Juillard Charles · Ständerat · 2026-06-15
Juillard Charles · Ständerat · Jura · Die Mitte-Fraktion. Die Mitte. EVP. · 2026-06-15
Wortprotokoll
Comme vous le savez, le développement rapide des technologies d'intelligence artificielle offre des opportunités inédites aux autorités de sécurité pour anticiper, détecter ou élucider des infractions. L'analyse prédictive, la reconnaissance automatisée ou le traitement de données de masse permettent de cibler la criminalité organisée et transfrontalière tout en optimisant les ressources policières face à des flux d'informations exponentiels. Cependant, le déploiement de ces outils dans le domaine régalien de la sécurité présente des risques majeurs pour l'état de droit. L'usage d'algorithmes peut induire des biais discriminatoires, menacer la présomption d'innocence et porter des atteintes potentiellement irréversibles à la protection de la vie privée et à l'autodétermination des citoyens. Le domaine de la sécurité intérieure exige donc des garde-fous plus stricts que les secteurs commerciaux. Une réglementation transparente, éthique et juridiquement solide est indispensable pour garantir l'acceptabilité sociale de ces technologies.
Le Conseil fédéral a déjà initié une réflexion transversale. Après l'adoption du postulat Dobler 23.3201, il a chargé le Département fédéral de justice et police de préparer un projet de réglementation générale de l'intelligence artificielle d'ici fin 2026. Toutefois, ce cadre horizontal ne saurait suffire. La police et la poursuite pénale se distinguent par leur capacité à déployer la contrainte étatique. Cette spécificité exige une analyse ciblée et sectorielle. De plus, l'architecture fédéraliste de la Suisse impose une approche coordonnée. La souveraineté des cantons en matière de police doit être rigoureusement articulée avec les compétences fédérales de procédure pénale. Le rapport que je demande devra poser les bases d'un cadre national harmonisé, évitant la fragmentation juridique entre les cantons tout en respectant leurs prérogatives.
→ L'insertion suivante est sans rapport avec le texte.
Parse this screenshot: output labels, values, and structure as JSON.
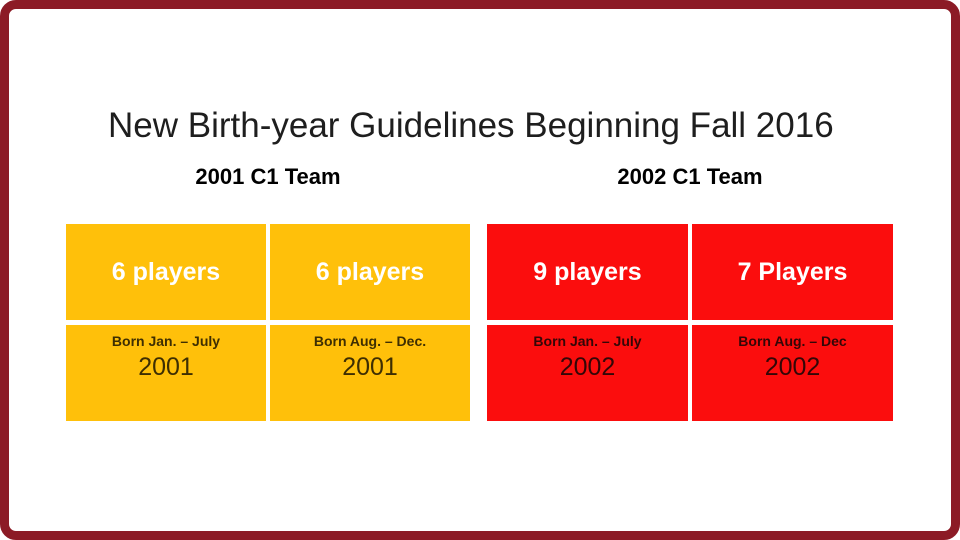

Enfin, l'intégration de l'intelligence artificielle soulève la question critique de la souveraineté numérique. Le recours à des prestataires externes, souvent basés hors de Suisse, expose nos infrastructures de sécurité à des risques de dépendance technologique, de perte de contrôle des algorithmes et de fuite de données sensibles. Face à l'importance stratégique de la capacité d'action de l'État, la Suisse doit fixer des critères d'acquisition stricts. Le rapport devra définir des exigences claires en matière d'auditabilité, d'explicabilité des codes sources et d'hébergement sécurisé des données pour garantir une autonomie stratégique durable.
Je remercie le Conseil fédéral de proposer l'acceptation de mon postulat, signe qu'il est conscient des problèmes soulevés. Je vous invite à en faire de même.